JPMorgan Losses Do Not Make the Case for Regulation | Mark A. Calabria | Cato Institute: Commentary: "In September 2003, when warned of problems at Freddie Mac and Fannie Mae, then-House Financial Services Chair Barney Frank stated, "I want to roll the dice a little bit more in this situation." Well, Chairman Frank did indeed "roll the dice," and now the American taxpayer is almost $200 billion poorer.
JPMorgan rolled the dice, betting that the U.S. economy would improve — essentially a bet on Obama's economic agenda. That bet went south. JPMorgan lost $2 billion, one hundredth of the losses so far on Fannie Mae and Freddie Mac.
But the losses at JPMorgan were borne not by the American taxpayer, but by JPMorgan.
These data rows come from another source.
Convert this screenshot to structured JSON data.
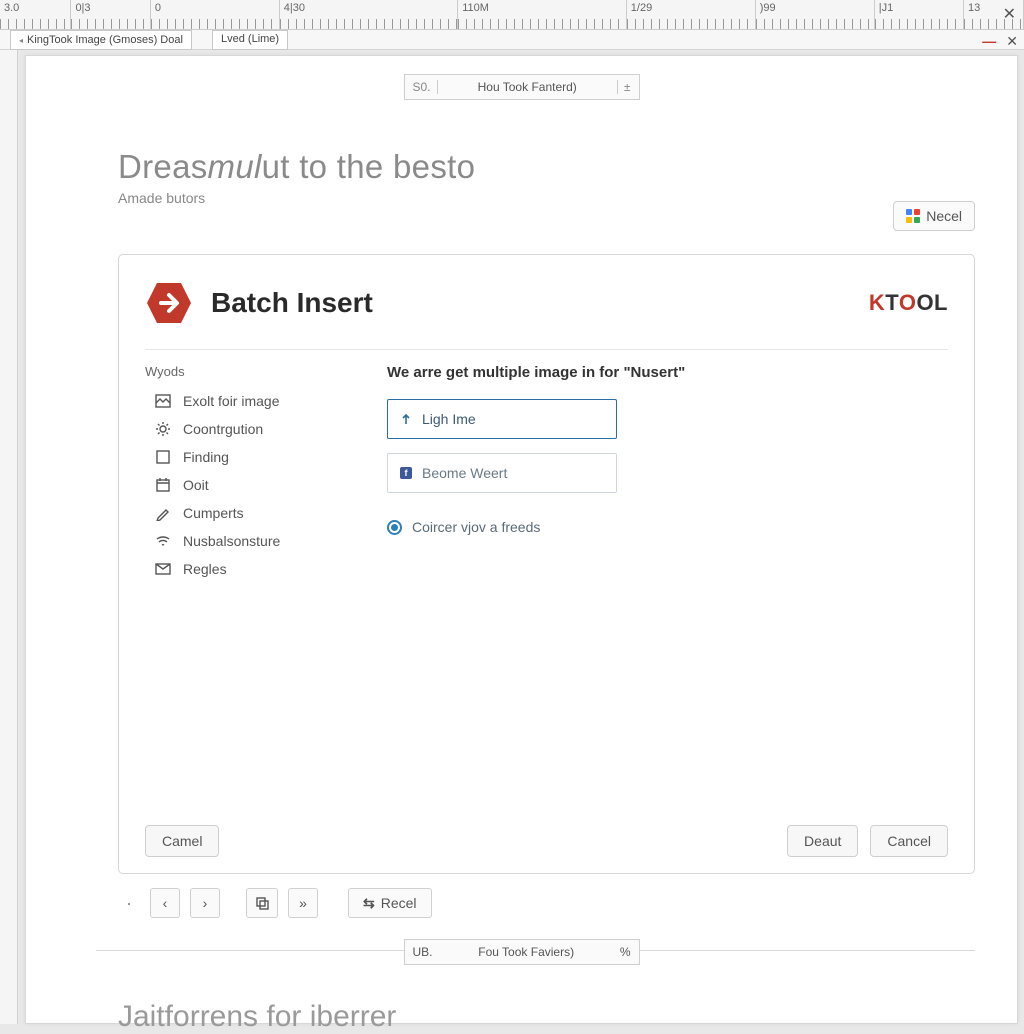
{
  "ruler": {
    "marks": [
      "3.0",
      "0|3",
      "0",
      "4|30",
      "110M",
      "1/29",
      ")99",
      "|J1",
      "13"
    ]
  },
  "tabs": {
    "main": "KingTook Image (Gmoses) Doal",
    "second": "Lved  (Lime)"
  },
  "header_pill": {
    "lead": "S0.",
    "label": "Hou Took Fanterd)",
    "trail": "±"
  },
  "doc": {
    "title_a": "Dreas",
    "title_b": "mul",
    "title_c": "ut to the besto",
    "subtitle": "Amade butors"
  },
  "top_button": "Necel",
  "panel": {
    "title": "Batch Insert",
    "brand": "KTOOL",
    "side_header": "Wyods",
    "side_items": [
      "Exolt foir image",
      "Coontrgution",
      "Finding",
      "Ooit",
      "Cumperts",
      "Nusbalsonsture",
      "Regles"
    ],
    "main_header": "We arre get multiple image in for \"Nusert\"",
    "option1": "Ligh Ime",
    "option2": "Beome Weert",
    "radio_label": "Coircer vjov a freeds",
    "buttons": {
      "left": "Camel",
      "deaut": "Deaut",
      "cancel": "Cancel"
    }
  },
  "pager": {
    "recel": "Recel"
  },
  "footer_pill": {
    "lead": "UB.",
    "label": "Fou Took Faviers)",
    "trail": "%"
  },
  "footer_title": "Jaitforrens for iberrer"
}
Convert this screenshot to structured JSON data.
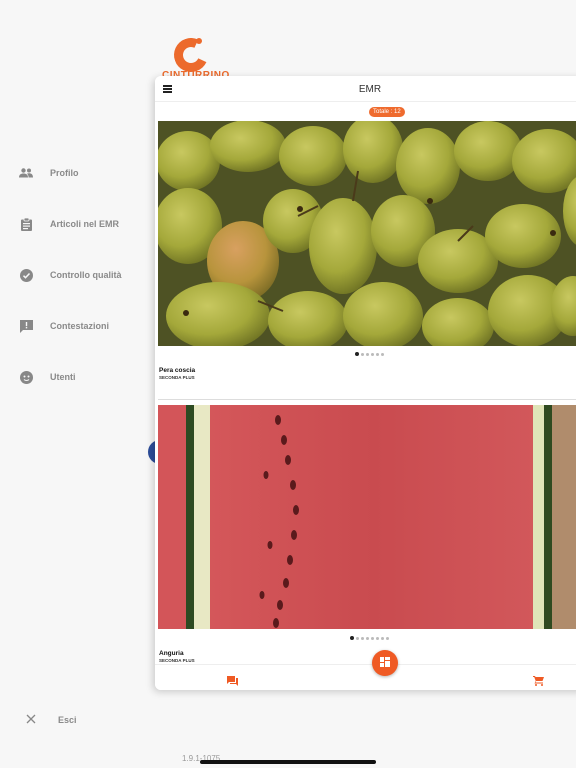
{
  "brand": {
    "name": "CINTURRINO",
    "color": "#ec6a2c"
  },
  "sidebar": {
    "items": [
      {
        "label": "Profilo",
        "icon": "people-icon"
      },
      {
        "label": "Articoli nel EMR",
        "icon": "clipboard-icon"
      },
      {
        "label": "Controllo qualità",
        "icon": "check-circle-icon"
      },
      {
        "label": "Contestazioni",
        "icon": "alert-message-icon"
      },
      {
        "label": "Utenti",
        "icon": "face-icon"
      }
    ],
    "logout_label": "Esci",
    "version": "1.9.1-1075"
  },
  "header": {
    "title": "EMR",
    "menu_icon": "hamburger-icon"
  },
  "badge": {
    "label": "Totale : 12",
    "color": "#ef6b2e"
  },
  "products": [
    {
      "name": "Pera coscia",
      "subtitle": "SECONDA PLUS",
      "image": "pears-photo",
      "dots": 6,
      "active_dot": 0
    },
    {
      "name": "Anguria",
      "subtitle": "SECONDA PLUS",
      "image": "watermelon-photo",
      "dots": 8,
      "active_dot": 0
    }
  ],
  "bottom_nav": {
    "left_icon": "chat-icon",
    "center_icon": "dashboard-icon",
    "right_icon": "cart-icon",
    "accent": "#ef5a24"
  }
}
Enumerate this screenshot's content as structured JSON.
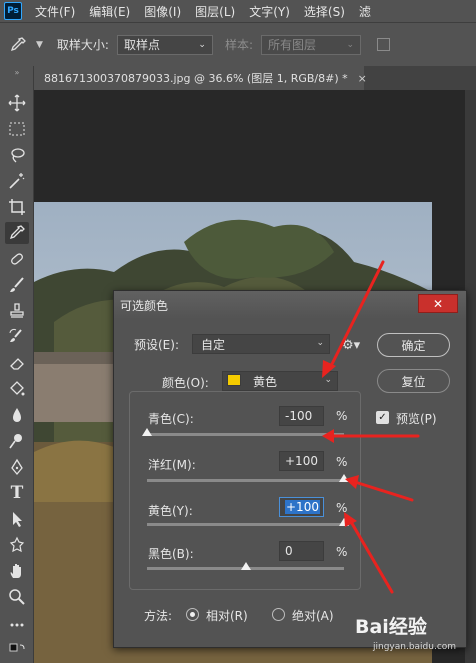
{
  "app": {
    "logo": "Ps"
  },
  "menu": [
    "文件(F)",
    "编辑(E)",
    "图像(I)",
    "图层(L)",
    "文字(Y)",
    "选择(S)",
    "滤"
  ],
  "options": {
    "tool_icon": "eyedropper-icon",
    "sample_size_label": "取样大小:",
    "sample_size_value": "取样点",
    "sample_label": "样本:",
    "sample_value": "所有图层"
  },
  "document_tab": {
    "title": "881671300370879033.jpg @ 36.6% (图层 1, RGB/8#) *",
    "close": "×"
  },
  "dialog": {
    "title": "可选颜色",
    "close": "✕",
    "preset_label": "预设(E):",
    "preset_value": "自定",
    "colors_label": "颜色(O):",
    "colors_value": "黄色",
    "swatch_color": "#f5cc00",
    "ok_label": "确定",
    "reset_label": "复位",
    "preview_label": "预览(P)",
    "preview_checked": true,
    "sliders": [
      {
        "label": "青色(C):",
        "value": "-100",
        "level_pct": -100
      },
      {
        "label": "洋红(M):",
        "value": "+100",
        "level_pct": 100
      },
      {
        "label": "黄色(Y):",
        "value": "+100",
        "level_pct": 100
      },
      {
        "label": "黑色(B):",
        "value": "0",
        "level_pct": 0
      }
    ],
    "percent": "%",
    "method_label": "方法:",
    "method_relative": "相对(R)",
    "method_absolute": "绝对(A)",
    "method_selected": "relative"
  },
  "watermark": {
    "brand": "Bai经验",
    "url": "jingyan.baidu.com"
  },
  "annotation_color": "#e8231f"
}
The losses also appear to have been offset by gains so that in the last quarter JPMorgan still turned a profit."
"The losses at JPMorgan have also resulted in the quick dismissal of the responsible employees. Show me the list of regulators who lost their jobs, despite the massive regulatory failures that occurred before and during the crisis. In fact, some of the most incompetent, such as the previous president of the New York Federal Reserve Bank, actually got promotions."
"What the recent JPMorgan losses actually prove is that a major investment bank can take billions of losses, and the financial system continues to function even without an injection of taxpayer dollars."
"What we need is not a system free of errors, but one that is robust enough to withstand them. And the truth is that the more small errors we have, the fewer big errors we will have."